The paper addresses a long‑standing gap in our understanding of kinesin’s 8‑nm stepping motion, which occurs on a sub‑100 µs timescale and is therefore invisible to most experimental techniques. The authors combine explicit atomic models of a kinesin dimer and a 13‑protofilament microtubule (MT) with a novel computational framework that treats the stepping process as a diffusion of the tethered head on a time‑dependent potential of mean force (PMF). Two extreme PMFs are generated: one for a fully disordered neck‑linker (λ = 0) and one for a fully docked neck‑linker (λ = 1).

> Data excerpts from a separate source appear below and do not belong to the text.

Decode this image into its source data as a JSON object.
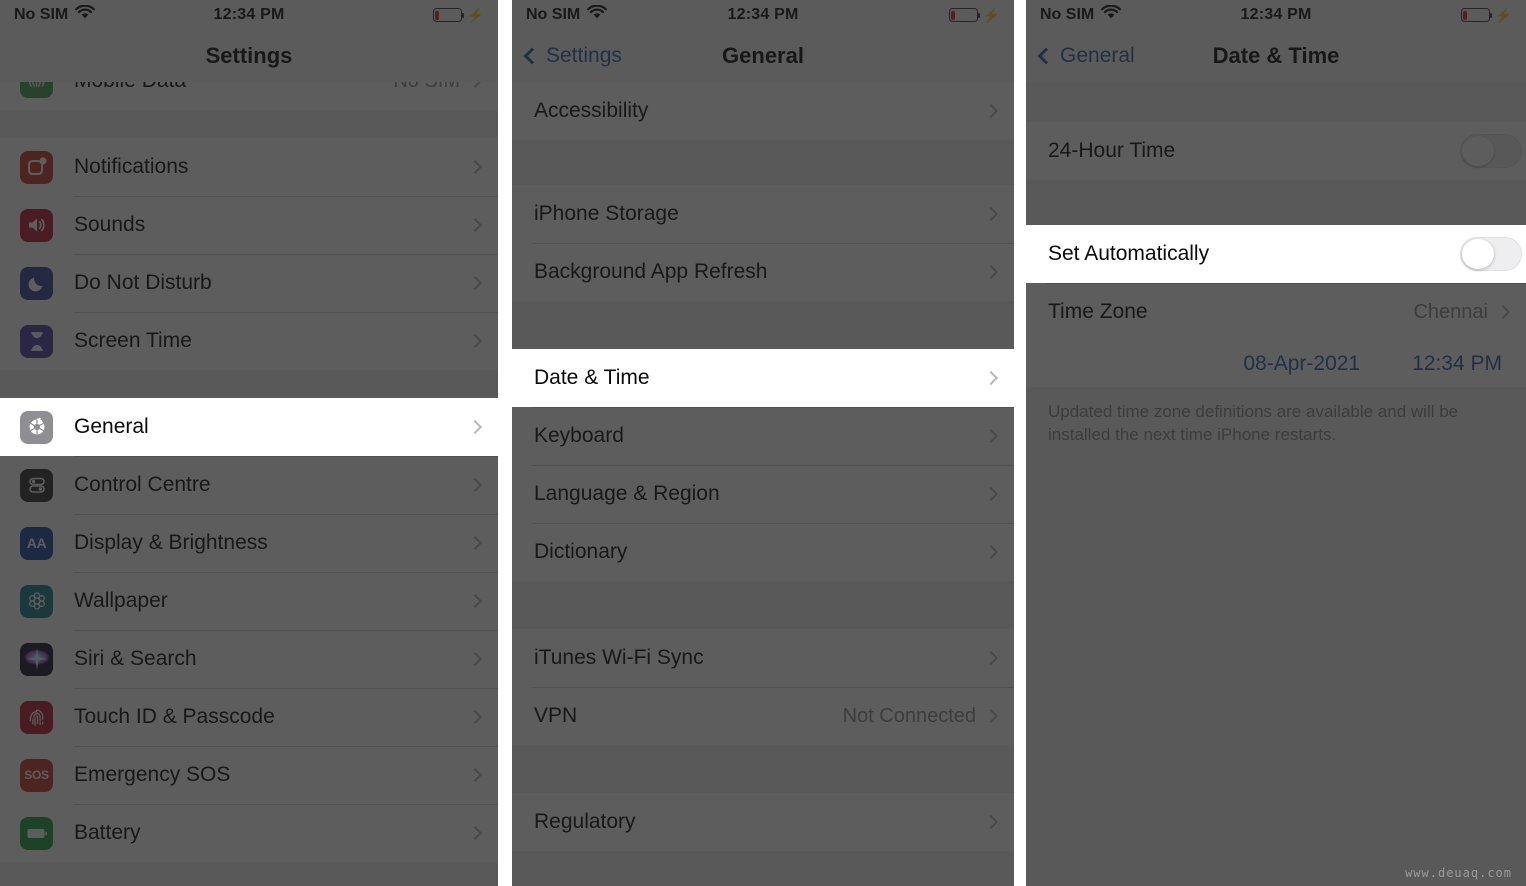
{
  "status_bar": {
    "carrier": "No SIM",
    "wifi_icon": "wifi-icon",
    "time": "12:34 PM",
    "battery_icon": "battery-low-icon",
    "battery_percent": 15,
    "charging_icon": "lightning-bolt-icon"
  },
  "colors": {
    "accent_blue": "#2b5fad",
    "list_bg": "#efeff4",
    "row_bg": "#ffffff",
    "separator": "#d4d4d8",
    "value_gray": "#8b8b90",
    "scrim": "rgba(30,30,30,0.72)"
  },
  "watermark": "www.deuaq.com",
  "panel_1": {
    "nav": {
      "title": "Settings"
    },
    "rows_top": [
      {
        "label": "Mobile Data",
        "value": "No SIM",
        "icon": "mobile-data-icon",
        "icon_class": "ic-mobile",
        "glyph": "((|))"
      }
    ],
    "group_a": [
      {
        "label": "Notifications",
        "icon": "notifications-icon",
        "icon_class": "ic-notif",
        "glyph": "▢"
      },
      {
        "label": "Sounds",
        "icon": "sounds-icon",
        "icon_class": "ic-sounds",
        "glyph": "🔊"
      },
      {
        "label": "Do Not Disturb",
        "icon": "do-not-disturb-icon",
        "icon_class": "ic-dnd",
        "glyph": "☽"
      },
      {
        "label": "Screen Time",
        "icon": "screen-time-icon",
        "icon_class": "ic-screen",
        "glyph": "⌛"
      }
    ],
    "group_b": [
      {
        "label": "General",
        "icon": "gear-icon",
        "icon_class": "ic-general",
        "glyph": "⚙",
        "spotlight": true
      },
      {
        "label": "Control Centre",
        "icon": "control-centre-icon",
        "icon_class": "ic-control",
        "glyph": "≡"
      },
      {
        "label": "Display & Brightness",
        "icon": "display-brightness-icon",
        "icon_class": "ic-display",
        "glyph": "AA"
      },
      {
        "label": "Wallpaper",
        "icon": "wallpaper-icon",
        "icon_class": "ic-wall",
        "glyph": "❋"
      },
      {
        "label": "Siri & Search",
        "icon": "siri-icon",
        "icon_class": "ic-siri",
        "glyph": "✴"
      },
      {
        "label": "Touch ID & Passcode",
        "icon": "touch-id-icon",
        "icon_class": "ic-touch",
        "glyph": "◎"
      },
      {
        "label": "Emergency SOS",
        "icon": "emergency-sos-icon",
        "icon_class": "ic-sos",
        "glyph": "SOS"
      },
      {
        "label": "Battery",
        "icon": "battery-icon",
        "icon_class": "ic-batt",
        "glyph": "▬"
      }
    ]
  },
  "panel_2": {
    "nav": {
      "back_label": "Settings",
      "title": "General"
    },
    "group_a": [
      {
        "label": "Accessibility"
      }
    ],
    "group_b": [
      {
        "label": "iPhone Storage"
      },
      {
        "label": "Background App Refresh"
      }
    ],
    "group_c": [
      {
        "label": "Date & Time",
        "spotlight": true
      },
      {
        "label": "Keyboard"
      },
      {
        "label": "Language & Region"
      },
      {
        "label": "Dictionary"
      }
    ],
    "group_d": [
      {
        "label": "iTunes Wi-Fi Sync"
      },
      {
        "label": "VPN",
        "value": "Not Connected"
      }
    ],
    "group_e": [
      {
        "label": "Regulatory"
      }
    ]
  },
  "panel_3": {
    "nav": {
      "back_label": "General",
      "title": "Date & Time"
    },
    "group_a": [
      {
        "label": "24-Hour Time",
        "toggle": "off"
      }
    ],
    "group_b": [
      {
        "label": "Set Automatically",
        "toggle": "off",
        "spotlight": true
      },
      {
        "label": "Time Zone",
        "value": "Chennai"
      }
    ],
    "datetime": {
      "date": "08-Apr-2021",
      "time": "12:34 PM"
    },
    "footnote": "Updated time zone definitions are available and will be installed the next time iPhone restarts."
  }
}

The λ = 1 landscape contains a deep basin at the forward binding site (e) and a broad, entropically driven basin (S) separated by modest barriers (1‑2 kBT in the x‑z and x‑y projections, 4‑5 kBT in y‑z). In contrast, the λ = 0 landscape favors a side‑binding site (c) on an adjacent protofilament, which offers only about one‑third of the native contacts compared with the correct site e, making it a metastable, poorly bound intermediate.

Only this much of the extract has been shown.